For her virtuosic portrayal of Sam—he troubled daughter of Michael Keaton’s Riggan Thomson, a recovering addict who is trying to stay on the straight and narrow—in Alejandro G. Iñárritu’s breathless, Broadway-set black comedy, Stone earned her first Oscar nomination. Her impassioned monologue about her father’s irrelevance—and particularly the silence that follows it, in which her face transforms from rage to regret in seconds—remains one of her most powerful pieces of acting.

La La Land (2016)

As the wide-eyed aspiring actor Mia in Damien Chazelle’s sweeping, starry-eyed musical, Stone was enchanting, mastering her tap dances and waltzes with Ryan Gosling while also slowly drawing out her character’s anguish as her career stagnates and her relationship threatens to fall apart. It’s subtle, layered, and heartfelt—and won her a best-actress Oscar.

Battle of the Sexes (2017)

With a dark, choppy shag, fake tan, and gold-rimmed glasses, Stone transformed into tennis legend Billie Jean King for Valerie Faris and Jonathan Dayton’s reimagining of her momentous 1973 match against Bobby Riggs (Steve Carell), a game which shaped the future of women’s tennis. She’s as dynamic on the court as she is when taking Riggs to task in the press conferences.

The Favourite (2018)

When she first arrives at the madcap court of Queen Anne (a childlike, badger-eyed Olivia Colman) in Yorgos Lanthimos’s gloriously twisted period drama, Stone’s Abigail Hill is a seemingly naive and penniless cousin of the sophisticated Lady Marlborough (Rachel Weisz).

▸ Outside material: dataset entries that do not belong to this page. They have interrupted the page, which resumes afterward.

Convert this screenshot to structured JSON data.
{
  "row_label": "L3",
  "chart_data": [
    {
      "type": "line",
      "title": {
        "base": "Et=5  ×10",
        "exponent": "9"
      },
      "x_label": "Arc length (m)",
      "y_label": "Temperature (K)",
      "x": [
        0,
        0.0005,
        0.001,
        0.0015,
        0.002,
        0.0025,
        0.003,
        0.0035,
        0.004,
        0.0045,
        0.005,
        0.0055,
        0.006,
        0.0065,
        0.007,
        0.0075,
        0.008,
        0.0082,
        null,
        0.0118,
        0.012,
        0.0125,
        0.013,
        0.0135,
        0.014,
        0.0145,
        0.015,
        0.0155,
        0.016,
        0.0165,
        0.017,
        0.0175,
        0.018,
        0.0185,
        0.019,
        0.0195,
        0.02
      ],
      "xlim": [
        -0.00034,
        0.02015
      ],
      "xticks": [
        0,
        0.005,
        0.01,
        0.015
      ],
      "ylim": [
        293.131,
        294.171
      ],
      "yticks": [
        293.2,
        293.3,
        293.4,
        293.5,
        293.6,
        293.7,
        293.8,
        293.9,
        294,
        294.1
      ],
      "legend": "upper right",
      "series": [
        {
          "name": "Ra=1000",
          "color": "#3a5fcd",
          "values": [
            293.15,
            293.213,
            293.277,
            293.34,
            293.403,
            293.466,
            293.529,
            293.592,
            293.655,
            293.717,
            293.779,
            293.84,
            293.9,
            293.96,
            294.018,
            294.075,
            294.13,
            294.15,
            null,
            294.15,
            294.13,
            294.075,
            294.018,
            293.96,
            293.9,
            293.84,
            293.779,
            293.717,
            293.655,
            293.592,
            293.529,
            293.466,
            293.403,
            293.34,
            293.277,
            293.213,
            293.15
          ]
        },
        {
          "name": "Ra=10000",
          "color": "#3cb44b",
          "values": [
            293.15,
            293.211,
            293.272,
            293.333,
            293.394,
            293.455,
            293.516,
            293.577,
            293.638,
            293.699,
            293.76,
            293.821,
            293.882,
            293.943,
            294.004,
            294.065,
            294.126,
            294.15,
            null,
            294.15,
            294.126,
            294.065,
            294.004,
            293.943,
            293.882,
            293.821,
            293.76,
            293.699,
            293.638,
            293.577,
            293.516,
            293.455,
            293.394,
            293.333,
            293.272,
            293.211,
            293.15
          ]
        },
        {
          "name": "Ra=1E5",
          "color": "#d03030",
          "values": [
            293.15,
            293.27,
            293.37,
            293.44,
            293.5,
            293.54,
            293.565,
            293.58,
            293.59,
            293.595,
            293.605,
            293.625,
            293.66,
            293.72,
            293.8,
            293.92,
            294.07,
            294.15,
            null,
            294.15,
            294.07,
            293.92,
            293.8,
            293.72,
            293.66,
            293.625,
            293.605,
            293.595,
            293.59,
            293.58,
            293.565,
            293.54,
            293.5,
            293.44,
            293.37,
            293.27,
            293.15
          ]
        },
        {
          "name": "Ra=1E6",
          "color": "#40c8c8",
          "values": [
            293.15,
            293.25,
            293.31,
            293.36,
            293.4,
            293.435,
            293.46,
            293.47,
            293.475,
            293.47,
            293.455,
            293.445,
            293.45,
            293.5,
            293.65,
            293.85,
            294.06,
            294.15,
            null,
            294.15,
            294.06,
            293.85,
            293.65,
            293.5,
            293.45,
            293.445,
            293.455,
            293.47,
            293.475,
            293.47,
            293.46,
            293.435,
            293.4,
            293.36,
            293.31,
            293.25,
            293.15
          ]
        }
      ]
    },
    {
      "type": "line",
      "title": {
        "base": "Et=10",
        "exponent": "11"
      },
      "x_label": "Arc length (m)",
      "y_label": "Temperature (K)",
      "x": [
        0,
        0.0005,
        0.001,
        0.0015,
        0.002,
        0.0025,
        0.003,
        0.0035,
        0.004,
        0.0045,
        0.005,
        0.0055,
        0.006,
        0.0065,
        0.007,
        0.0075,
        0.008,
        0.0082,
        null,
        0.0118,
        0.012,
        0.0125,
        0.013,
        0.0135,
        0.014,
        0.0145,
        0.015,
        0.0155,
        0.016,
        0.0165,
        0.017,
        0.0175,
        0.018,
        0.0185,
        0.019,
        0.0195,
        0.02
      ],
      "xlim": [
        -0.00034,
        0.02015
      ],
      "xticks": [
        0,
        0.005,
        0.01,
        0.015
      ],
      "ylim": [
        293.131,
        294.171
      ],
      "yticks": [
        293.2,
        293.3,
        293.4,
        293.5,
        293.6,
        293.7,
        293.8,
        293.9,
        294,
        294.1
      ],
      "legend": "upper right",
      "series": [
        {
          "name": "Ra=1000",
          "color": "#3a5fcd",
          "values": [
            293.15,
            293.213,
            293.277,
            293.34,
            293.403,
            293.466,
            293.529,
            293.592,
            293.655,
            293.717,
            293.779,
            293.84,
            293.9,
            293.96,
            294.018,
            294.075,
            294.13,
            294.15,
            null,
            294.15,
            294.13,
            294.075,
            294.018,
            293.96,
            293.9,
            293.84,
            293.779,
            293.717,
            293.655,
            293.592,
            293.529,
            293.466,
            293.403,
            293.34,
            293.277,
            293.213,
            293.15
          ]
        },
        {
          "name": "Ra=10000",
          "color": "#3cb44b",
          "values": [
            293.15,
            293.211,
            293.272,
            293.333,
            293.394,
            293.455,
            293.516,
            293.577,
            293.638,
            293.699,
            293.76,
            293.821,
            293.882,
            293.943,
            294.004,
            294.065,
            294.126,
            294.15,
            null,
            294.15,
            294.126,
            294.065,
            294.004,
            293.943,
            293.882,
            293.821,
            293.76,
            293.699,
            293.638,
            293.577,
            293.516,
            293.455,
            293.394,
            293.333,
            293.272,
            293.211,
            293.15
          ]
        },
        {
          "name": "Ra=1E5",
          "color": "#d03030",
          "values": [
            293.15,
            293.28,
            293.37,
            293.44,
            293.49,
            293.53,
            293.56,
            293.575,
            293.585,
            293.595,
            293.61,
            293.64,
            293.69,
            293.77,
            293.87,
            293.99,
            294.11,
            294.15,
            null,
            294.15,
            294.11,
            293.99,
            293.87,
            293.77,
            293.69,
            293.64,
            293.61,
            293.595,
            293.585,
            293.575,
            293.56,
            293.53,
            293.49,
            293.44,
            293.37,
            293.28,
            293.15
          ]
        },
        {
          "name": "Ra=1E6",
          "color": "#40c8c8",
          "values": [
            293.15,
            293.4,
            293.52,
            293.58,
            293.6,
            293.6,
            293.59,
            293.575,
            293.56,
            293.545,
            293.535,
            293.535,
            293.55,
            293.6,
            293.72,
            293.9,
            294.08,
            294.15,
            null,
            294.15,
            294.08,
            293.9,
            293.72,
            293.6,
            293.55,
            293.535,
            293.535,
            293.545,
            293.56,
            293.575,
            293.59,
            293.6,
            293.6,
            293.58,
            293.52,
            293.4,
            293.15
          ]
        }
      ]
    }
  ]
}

Witnessing her rise to the very top via endless scheming, poisonings, and sexual favors performed for the monarch is a total thrill, and the actor—by turns perfectly angelic and deliciously cruel—is excellent throughout, netting her third Oscar nomination.

Cruella (2021)

The hair, the blood-red lip, that terrifying glint in her eye—in Craig Gillespie’s supervillain origin story, Stone takes up the mantle from Glenn Close’s glamorous, cackling Cruella de Vil, revealing the scrappy, punk rock underdog who preceded her. An orphan who becomes a grifter out of necessity, she dreams of being a fashion designer, and when given the chance by a frosty couturier (Emma Thompson), discovers that she holds the key to her tragic past. Cue utter carnage, to which Stone commits wholeheartedly.

The Curse (2023)

In Nathan Fielder and Benny Safdie’s hilarious, absurdist, stomach-churning satire, Stone is mesmerizing as Whitney Siegel, a soulless property developer eager to distinguish herself from her slumlord parents by gentrifying her New Mexico town under the guise of lifting up the local community. As she and her husband (Fielder) begin filming a reality show about their endeavors, it’s a truly wild ride and Stone is a knockout—demonstrating that, as she nears the second decade of her career, her work is only becoming more complex, thorny,s and exciting.

Poor Things (2023)

The ultimate proof of that, however, comes in Yorgos Lanthimos’s surreal, joyous, and challenging coming-of-age epic following a straight-laced Victorian woman, Bella Baxter (Stone), who is resurrected with the brain of a baby and proceeds to escape the clutches of her guardian (Willem Dafoe) and embark on a rambunctious grand tour with a foppish rake (Mark Ruffalo). Mind-bogglingly detailed, wonderfully physical, and completely fearless, it is easily the performance of her career so far, not to mention one of the best I’ve seen across the board in recent memory. No wonder, then, that it secured her her second best-actress Oscar in just seven years.